Friday: bright sun again in contrast to my somewhat jaded feeling: I think I can concentrate for another half day though. Up early to check out and get to posters at 8 to put mine up.

The complete disconnect between the publicly visible debate and the scientific debate is very striking. No one here is saying, will there be GW, only, how much will it be, and I didn't see anyone with a sensitivity below 1.5 oC (and the author of that noted that it was probably low). And even starting with that example is misleading: the vast bulk of the conference is about things invisible to the outside: atmospheric teleconnections (e.g. my poster...), model inprovements, etc etc etc etc. The reason is easy to understand: discussing the technical details is tricky, requires technical knowledge and access to the literature; whereas wurbling about what Richard Lindzen said n years ago requires (perhaps even demands...) very little. And of course the things that the press depts direct into the outside world are biased towards the sexy stuff.

Palaeo session, which should be good. Whaqt would be intesting would be some detailed debate about the discrepancies between the various recons. But we don't get that, sadly.

Medal-winning Goosse: ECBILT model: EMIC, 100 sims, last 2kyr. Ensemble mean v similar to MBH (later shows also sim to Moberg, if you scale Moberg down. Someone Qs this: to which Goosse replies (what the RC post on Moberg pointed out) that most of the Moberg wavelet stuff is non-dimensional; it needs to be scaled at the end, and is, to ?1850-1980?, so there is ambiguity in the scaling)).
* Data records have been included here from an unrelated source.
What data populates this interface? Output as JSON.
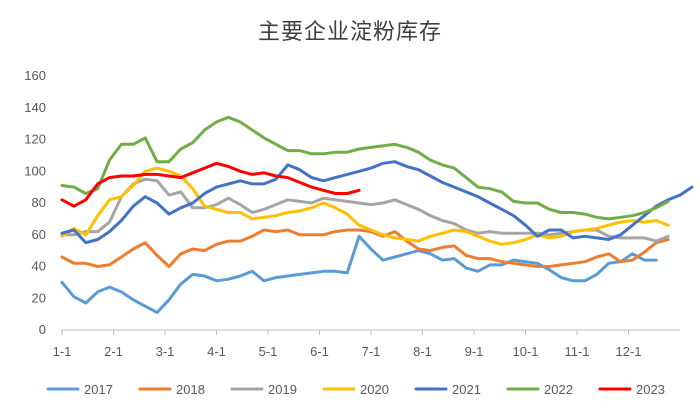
{
  "chart_data": {
    "type": "line",
    "title": "主要企业淀粉库存",
    "xlabel": "",
    "ylabel": "",
    "ylim": [
      0,
      160
    ],
    "yticks": [
      0,
      20,
      40,
      60,
      80,
      100,
      120,
      140,
      160
    ],
    "x_tick_labels": [
      "1-1",
      "2-1",
      "3-1",
      "4-1",
      "5-1",
      "6-1",
      "7-1",
      "8-1",
      "9-1",
      "10-1",
      "11-1",
      "12-1"
    ],
    "weeks_per_year": 52,
    "grid": false,
    "legend": "bottom",
    "series": [
      {
        "name": "2017",
        "color": "#5b9bd5",
        "values": [
          30,
          21,
          17,
          24,
          27,
          24,
          19,
          15,
          11,
          19,
          29,
          35,
          34,
          31,
          32,
          34,
          37,
          31,
          33,
          34,
          35,
          36,
          37,
          37,
          36,
          59,
          51,
          44,
          46,
          48,
          50,
          48,
          44,
          45,
          39,
          37,
          41,
          41,
          44,
          43,
          42,
          38,
          33,
          31,
          31,
          35,
          42,
          43,
          48,
          44,
          44
        ]
      },
      {
        "name": "2018",
        "color": "#ed7d31",
        "values": [
          46,
          42,
          42,
          40,
          41,
          46,
          51,
          55,
          47,
          40,
          48,
          51,
          50,
          54,
          56,
          56,
          59,
          63,
          62,
          63,
          60,
          60,
          60,
          62,
          63,
          63,
          62,
          59,
          62,
          56,
          51,
          50,
          52,
          53,
          47,
          45,
          45,
          43,
          42,
          41,
          40,
          40,
          41,
          42,
          43,
          46,
          48,
          43,
          44,
          49,
          55,
          57
        ]
      },
      {
        "name": "2019",
        "color": "#a5a5a5",
        "values": [
          60,
          60,
          62,
          62,
          68,
          84,
          92,
          95,
          94,
          85,
          87,
          77,
          77,
          79,
          83,
          79,
          74,
          76,
          79,
          82,
          81,
          80,
          83,
          82,
          81,
          80,
          79,
          80,
          82,
          79,
          76,
          72,
          69,
          67,
          63,
          61,
          62,
          61,
          61,
          61,
          61,
          60,
          61,
          62,
          63,
          63,
          59,
          58,
          58,
          58,
          56,
          59
        ]
      },
      {
        "name": "2020",
        "color": "#ffc000",
        "values": [
          59,
          64,
          60,
          72,
          82,
          84,
          91,
          100,
          102,
          100,
          97,
          89,
          78,
          76,
          74,
          74,
          70,
          71,
          72,
          74,
          75,
          77,
          80,
          77,
          73,
          66,
          63,
          60,
          58,
          57,
          56,
          59,
          61,
          63,
          62,
          59,
          56,
          54,
          55,
          57,
          60,
          58,
          59,
          62,
          63,
          64,
          66,
          68,
          69,
          68,
          69,
          66
        ]
      },
      {
        "name": "2021",
        "color": "#4472c4",
        "values": [
          61,
          63,
          55,
          57,
          62,
          69,
          78,
          84,
          80,
          73,
          77,
          80,
          86,
          90,
          92,
          94,
          92,
          92,
          95,
          104,
          101,
          96,
          94,
          96,
          98,
          100,
          102,
          105,
          106,
          103,
          101,
          97,
          93,
          90,
          87,
          84,
          80,
          76,
          72,
          66,
          59,
          63,
          63,
          58,
          59,
          58,
          57,
          60,
          66,
          72,
          78,
          82,
          85,
          90
        ]
      },
      {
        "name": "2022",
        "color": "#70ad47",
        "values": [
          91,
          90,
          86,
          89,
          107,
          117,
          117,
          121,
          106,
          106,
          114,
          118,
          126,
          131,
          134,
          131,
          126,
          121,
          117,
          113,
          113,
          111,
          111,
          112,
          112,
          114,
          115,
          116,
          117,
          115,
          112,
          107,
          104,
          102,
          96,
          90,
          89,
          87,
          81,
          80,
          80,
          76,
          74,
          74,
          73,
          71,
          70,
          71,
          72,
          74,
          77,
          81
        ]
      },
      {
        "name": "2023",
        "color": "#ff0000",
        "values": [
          82,
          78,
          82,
          92,
          96,
          97,
          97,
          98,
          98,
          97,
          96,
          99,
          102,
          105,
          103,
          100,
          98,
          99,
          97,
          96,
          93,
          90,
          88,
          86,
          86,
          88
        ]
      }
    ]
  }
}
Now, we assume that the ensemble mean averages out the noise and so represents the response to the forcing. He then points out the obvious: that individual members can differ strongly from the ensemble mean. But the true climate of the earth was like one of these members: so we have to be careful about over-interpreting regional effects in the reconstructions: they may just be natural var. He then selects the member most like a reconstruction (either fit to MBH hemispheric mean, or a European only, or) and then that effectively gives you a sort of model interpolation of the proxies.

Allan: 5x5 degree MSLP reconstructions back to 1850 (www.hadobs.org). He seems to lack Antarctic data... I must mail him.
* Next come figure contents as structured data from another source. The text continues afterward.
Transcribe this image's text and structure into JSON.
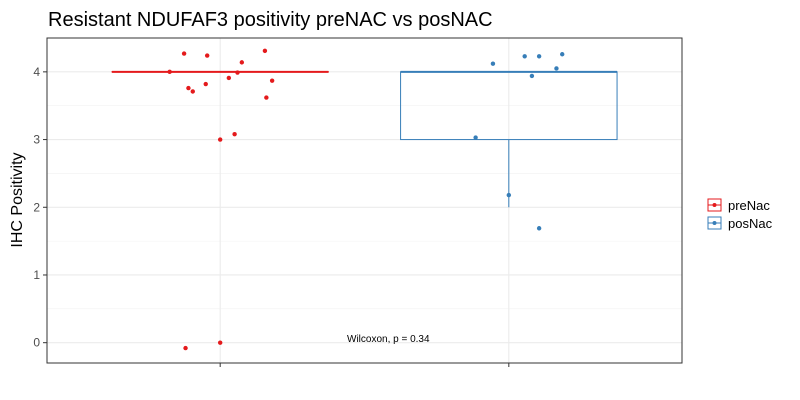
{
  "chart_data": {
    "type": "box",
    "title": "Resistant NDUFAF3 positivity preNAC vs posNAC",
    "xlabel": "",
    "ylabel": "IHC Positivity",
    "ylim": [
      -0.3,
      4.5
    ],
    "yticks": [
      0,
      1,
      2,
      3,
      4
    ],
    "grid": true,
    "legend_position": "right",
    "annotation": "Wilcoxon, p = 0.34",
    "series": [
      {
        "name": "preNac",
        "color": "#e41a1c",
        "box": {
          "min": 4,
          "q1": 4,
          "median": 4,
          "q3": 4,
          "max": 4
        },
        "points": [
          {
            "x": -0.125,
            "y": 4.27
          },
          {
            "x": -0.045,
            "y": 4.24
          },
          {
            "x": 0.155,
            "y": 4.31
          },
          {
            "x": -0.175,
            "y": 4.0
          },
          {
            "x": 0.06,
            "y": 3.99
          },
          {
            "x": 0.03,
            "y": 3.91
          },
          {
            "x": 0.075,
            "y": 4.14
          },
          {
            "x": 0.18,
            "y": 3.87
          },
          {
            "x": -0.05,
            "y": 3.82
          },
          {
            "x": -0.11,
            "y": 3.76
          },
          {
            "x": -0.095,
            "y": 3.71
          },
          {
            "x": 0.16,
            "y": 3.62
          },
          {
            "x": 0.05,
            "y": 3.08
          },
          {
            "x": 0.0,
            "y": 3.0
          },
          {
            "x": -0.12,
            "y": -0.08
          },
          {
            "x": 0.0,
            "y": 0.0
          }
        ]
      },
      {
        "name": "posNac",
        "color": "#377eb8",
        "box": {
          "min": 2.0,
          "q1": 3.0,
          "median": 4.0,
          "q3": 4.0,
          "max": 4.0
        },
        "points": [
          {
            "x": -0.055,
            "y": 4.12
          },
          {
            "x": 0.055,
            "y": 4.23
          },
          {
            "x": 0.105,
            "y": 4.23
          },
          {
            "x": 0.185,
            "y": 4.26
          },
          {
            "x": 0.165,
            "y": 4.05
          },
          {
            "x": 0.08,
            "y": 3.94
          },
          {
            "x": -0.115,
            "y": 3.03
          },
          {
            "x": 0.0,
            "y": 2.18
          },
          {
            "x": 0.105,
            "y": 1.69
          }
        ]
      }
    ]
  }
}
American/Pacific proxies during the "MCA" (ie, Mediaeval climate anomaly, a term he prefers since calling it the MWP is odd, because the period usually called the MWP was cold and dry over there...). Then deducing some ENSO-type EOF'd tropical pacific SST pattern and using that to force a GCM, but possibly that was stretching things a bit.
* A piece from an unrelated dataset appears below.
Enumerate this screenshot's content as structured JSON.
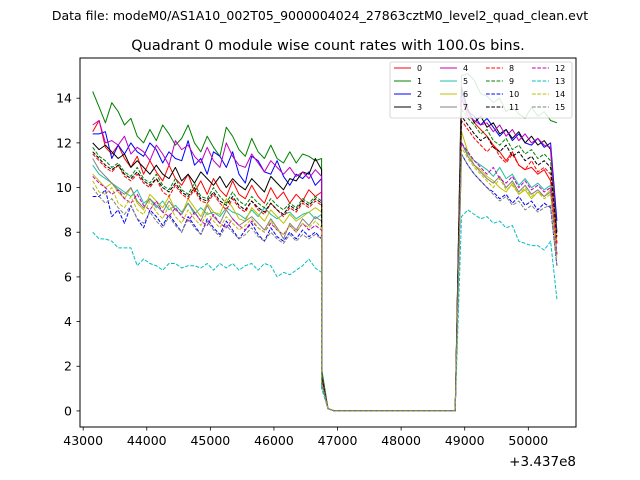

Edwards: W N America/Canada: otoh he has a MWP that is +4 oC (from something to do with C13). Whew! But when q'd on this he appears to be unconfident of the scaling, though he insists on the shape.

And then off to the posters, and mine in particular. And thats about it...

3 comments:

Anonymous said...

were there any comments on the
new hansen paper showing an
energy imbalance of 0.85W/sq.m. ?

William M. Connolley said...

Not that I heard, probably because the paper only came out on the thursday/friday. I talked to Gavin Schmidt, one of the authors, but... err... well, I didn't press him on the details (I'm assuming I'll get to read it in the paper version next week) and I'm already familiar with the general idea, which is scientifically uncontroversial, so I sort-of wasn't terribly interested.

Anonymous said...

and I didn't see anyone with a sensitivity below 1.5 oC (and the author of that noted that it was probably low).

Was that a transient or an equilibrium sensitivity, and if the latter, what was the 90% equilibrium time?